Die GenossInnen aus der AD haben genau diesen Weg beschritten. Sie verleugnen weder ihre vergangene Beteiligung an diesem Aufbruchversuch einer westeuropäischen Guerillafront in den 80er Jahren noch delegitimieren sie eine revolutionäre Perspektive für heute & morgen. Sie haben zudem die Justiz und das Knastregime als Kampfterrain definiert. Sie haben sich nicht in die staatlich sanktionierte Zwangsjacke des zu verurteilenden „Kriminellen“ begeben. „Was unsere Rolle betrifft, so ist sie bereits bestimmt: einzig und allein dem Unterdrückten kommt die Rolle des Anklägers zu“, dieses Motto des alten französischen Revolutionärs Auguste Blanqui, der fast die Hälfte seines Lebens in den Kerkern der Reaktion zubrachte, haben sich auch die AD-GenossInnen zu eigen gemacht.

Für diese politische Positionierung als RevolutionärInnen haben sie in den Fängen ihrer Häscher teuer bezahlen müssen und tun es weiterhin. Präventive Konterrevolution zeichnet sich u.a. dadurch aus, jede Aussicht einer sozialen Revolution und ihre ProtagonistInnen im wahrsten Sinne des Wortes im Keim zu ersticken. Der Imperialismus hat sich leider nicht als Papiertiger erwiesen; dieser Prognose kann man aus heutiger Sicht nur eine parodistische Note abverlangen. Stattdessen sind Strukturen aufzubauen, die das logische Zerschlagungsinteresse von Fundamentalopposition durch den Apparat unterlaufen und uns zu einer effektiven Gegenwehr befähigen.

Gerade an unseren GenossInnen aus der AD wird dies seit zwei Jahrzehnten exemplarisch durchexerziert. Umso mehr sehen wir uns in der Pflicht, im Rahmen dessen, was wir einbringen können, zumindest ein Signal der aktiven Solidarität auszusenden. Solidarität, besonders eine internationalistische und eine gegen staatliche Repression gerichtete, leidet an ihrer Abstraktheit. Denn es müssen sowohl Ländergrenzen als auch Knastmauern überwunden werden. Wir haben seit der Erosion des bewaffneten Kampfes in Europa viel an einem internationalistischen Austausch eingebüßt, Kontaktstränge wurden zerschlagen oder schliefen förmlich ein. Es ist schwer, hier vieles von dem zu reanimieren, was vor zwanzig Jahren Standard war. Zumal es uns kaum gelingt, vor der eigenen Haustüre Debatten in ihrer erforderlichen Genauigkeit und Ausführlichkeit zu führen.

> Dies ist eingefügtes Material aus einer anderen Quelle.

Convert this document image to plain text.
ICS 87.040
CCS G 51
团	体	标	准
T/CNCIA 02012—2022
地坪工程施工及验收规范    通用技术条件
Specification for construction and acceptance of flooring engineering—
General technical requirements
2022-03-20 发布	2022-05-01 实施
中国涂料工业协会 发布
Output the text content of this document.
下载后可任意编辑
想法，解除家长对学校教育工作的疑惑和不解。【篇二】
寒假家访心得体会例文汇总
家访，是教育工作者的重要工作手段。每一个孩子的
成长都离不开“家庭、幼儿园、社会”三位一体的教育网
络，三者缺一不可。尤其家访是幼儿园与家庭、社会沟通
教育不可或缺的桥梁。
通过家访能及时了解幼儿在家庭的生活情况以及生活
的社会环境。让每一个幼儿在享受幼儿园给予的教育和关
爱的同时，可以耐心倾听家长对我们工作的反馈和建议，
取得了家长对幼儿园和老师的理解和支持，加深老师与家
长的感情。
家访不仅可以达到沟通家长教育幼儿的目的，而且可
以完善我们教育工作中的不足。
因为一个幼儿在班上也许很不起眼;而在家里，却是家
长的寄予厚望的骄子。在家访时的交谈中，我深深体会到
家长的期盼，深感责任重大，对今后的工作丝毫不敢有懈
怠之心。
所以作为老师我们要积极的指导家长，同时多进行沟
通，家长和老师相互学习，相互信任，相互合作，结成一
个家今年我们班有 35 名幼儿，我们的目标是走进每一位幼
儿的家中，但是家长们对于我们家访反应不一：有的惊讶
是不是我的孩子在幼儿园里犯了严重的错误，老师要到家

Lamentieren hilft nicht. Wir und andere GenossInnen haben im Zusammenhang mit dem Projekt einer militanten Plattform – einem gruppenübergreifenden Rahmen der koordinierten Aktion und Diskussion – einen Anstoß gegeben, der eine Option einer revolutionären Organisierung darstellt.

Wir möchten darauf hinweisen, dass die Magdeburger Genossen im Revisionsverfahren –wie es allseits zu erwarten war – mit dem konterrevolutionären Instrument des § 129a abgeurteilt wurden. Das ist eine klare und konkrete Kampfansage an alle, die sich für eine organisatorische Ausgestaltung einer militanten Koordination einsetzen. Ein schlichtes Zur-Kenntnis-Nehmen wird nicht ausreichend sein, denn die nächsten Angriffspläne auf unsere Strukturen liegen auf den Schreibtischen. Trügerisch, davon auszugehen, dass sie dort liegen bleiben und einstauben ...

Die Freiheit der revolutionären Gefangenen erkämpfen!

Heraus zum Aktionstag für die AD-Gefangenen am 25. Februar – heraus zum internationalen Kampftag für die revolutionären Gefangenen am 18. März!

Für eine militante Plattform – für einen revolutionären Aufbauprozess – für den Kommunismus!

militante gruppe (mg), 16.02.2006

Diese militante Aktion widmen wir Louise Michel (1830-1905) und den KommunardInnen der Pariser Kommune von 1871, die diese in einem bewaffneten Kampf gegen die Truppen der Versailler Regierung zu verteidigen suchten.